The Science Communicator Medal is made to a practising scientist for excellence in communicating science to the general public in any area of science or technology. Professor Emerita Jean Fleming (, now retired from the University of Otago, is a very worthy winner of the 2016 Science Communicator Medal. She spent over twenty years in the University of Otago, communicating her passion for science as an academic teacher and researcher. Her desire to inspire young people into science led to long-term involvement in Otago’s Hands-On Science summer camp, the NZ International Science Festival and the Association for Women in the Sciences. She convened the Suffrage Centennial Science Conference in 1993, the first national conference for women scientists held in New Zealand. In 2008 she joined the Centre for Science Communication at Otago, where she supervised 25 MSciComm students and two PhD students, on topics ranging from the effectiveness of rap to communicate science, to use of automata to teach mechanisms. Jean is known nationally for her public speaking and for seven years of regular radio interviews on Body Parts, on Radio NZ National’s ‘Nights’ programme.

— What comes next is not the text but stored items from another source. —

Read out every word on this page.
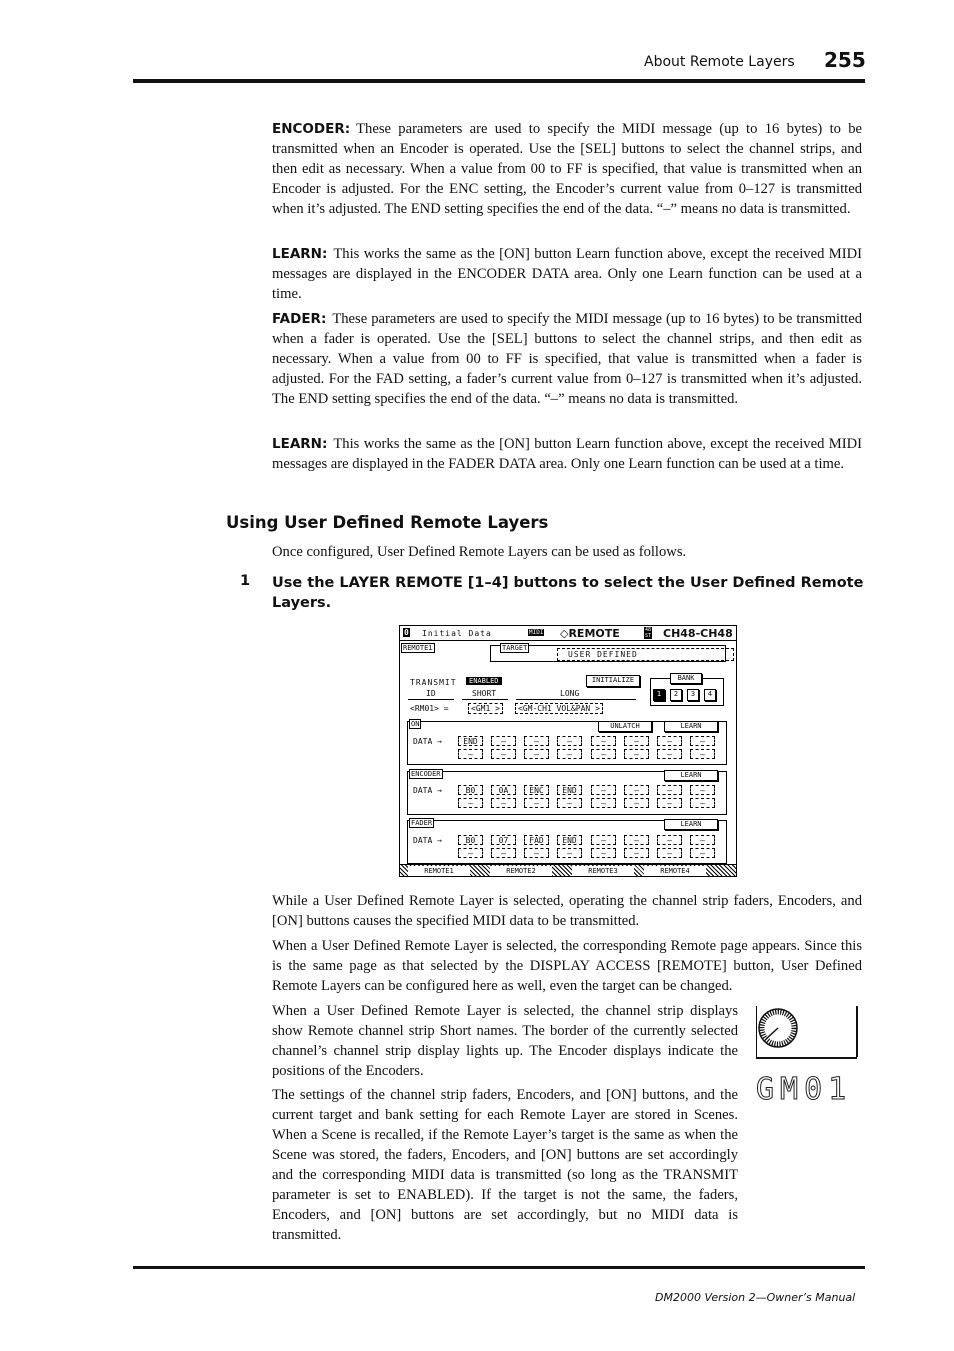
About Remote Layers 255
ENCODER: These parameters are used to specify the MIDI message (up to 16 bytes) to be transmitted when an Encoder is operated. Use the [SEL] buttons to select the channel strips, and then edit as necessary. When a value from 00 to FF is specified, that value is transmitted when an Encoder is adjusted. For the ENC setting, the Encoder’s current value from 0–127 is transmitted when it’s adjusted. The END setting specifies the end of the data. “–” means no data is transmitted.
LEARN: This works the same as the [ON] button Learn function above, except the received MIDI messages are displayed in the ENCODER DATA area. Only one Learn function can be used at a time.
FADER: These parameters are used to specify the MIDI message (up to 16 bytes) to be transmitted when a fader is operated. Use the [SEL] buttons to select the channel strips, and then edit as necessary. When a value from 00 to FF is specified, that value is transmitted when a fader is adjusted. For the FAD setting, a fader’s current value from 0–127 is transmitted when it’s adjusted. The END setting specifies the end of the data. “–” means no data is transmitted.
LEARN: This works the same as the [ON] button Learn function above, except the received MIDI messages are displayed in the FADER DATA area. Only one Learn function can be used at a time.
Using User Defined Remote Layers
Once configured, User Defined Remote Layers can be used as follows.
1 Use the LAYER REMOTE [1–4] buttons to select the User Defined Remote Layers.
0 Initial Data	MIDI ◇REMOTE	48
ST CH48-CH48
REMOTE1	TARGET
USER DEFINED
TRANSMIT	ENABLED	INITIALIZE	BANK
1	2	3	4
ID	SHORT	LONG
<RM01> =	<GM1 >	<GM-CH1 VOL&PAN >
ON	UNLATCH	LEARN
DATA →	END	–	–	–	–	–	–	–
–	–	–	–	–	–	–	–
ENCODER	LEARN
DATA →	B0	0A	ENC	END	–	–	–	–
–	–	–	–	–	–	–	–
FADER	LEARN
DATA →	B0	07	FAD	END	–	–	–	–
–	–	–	–	–	–	–	–
REMOTE1	REMOTE2	REMOTE3	REMOTE4
While a User Defined Remote Layer is selected, operating the channel strip faders, Encoders, and [ON] buttons causes the specified MIDI data to be transmitted.
When a User Defined Remote Layer is selected, the corresponding Remote page appears. Since this is the same page as that selected by the DISPLAY ACCESS [REMOTE] button, User Defined Remote Layers can be configured here as well, even the target can be changed.
When a User Defined Remote Layer is selected, the channel strip displays show Remote channel strip Short names. The border of the currently selected channel’s channel strip display lights up. The Encoder displays indicate the positions of the Encoders.
The settings of the channel strip faders, Encoders, and [ON] buttons, and the current target and bank setting for each Remote Layer are stored in Scenes. When a Scene is recalled, if the Remote Layer’s target is the same as when the Scene was stored, the faders, Encoders, and [ON] buttons are set accordingly and the corresponding MIDI data is transmitted (so long as the TRANSMIT parameter is set to ENABLED). If the target is not the same, the faders, Encoders, and [ON] buttons are set accordingly, but no MIDI data is transmitted.
GM01
DM2000 Version 2—Owner’s Manual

Associate Professor Craig Stevens, President of the Association, noted that this year’s awards demonstrate the value and impact that sustained programmes of fundamental research brings to New Zealand. “In today’s funding environment, we often demand immediate, tangible outcomes,” said Stevens, “but tonight’s awardees have all taken a long term view of their work, and this has been crucial for their success.”

Stevens was also grateful to have the honour of awarding the first Beatrice Hill Tinsley Medal, which replaces the Association’s Research Medal for early career researchers. Hill Tinsley was a New Zealand astronomer and cosmologist, who made fundamental contributions to our understanding of the life-cycle of galaxies. Sadly, she passed away at the age of just 40. "Her family have agreed to lend Tinsley Hill’s name to the medal in recognition of her achievements during a tragically short, but literally stellar, career on the international science stage,” said Stevens.

The Awards were presented on Thursday evening at 6.30pm (September 8th) at the Royal Society of New Zealand in Wellington.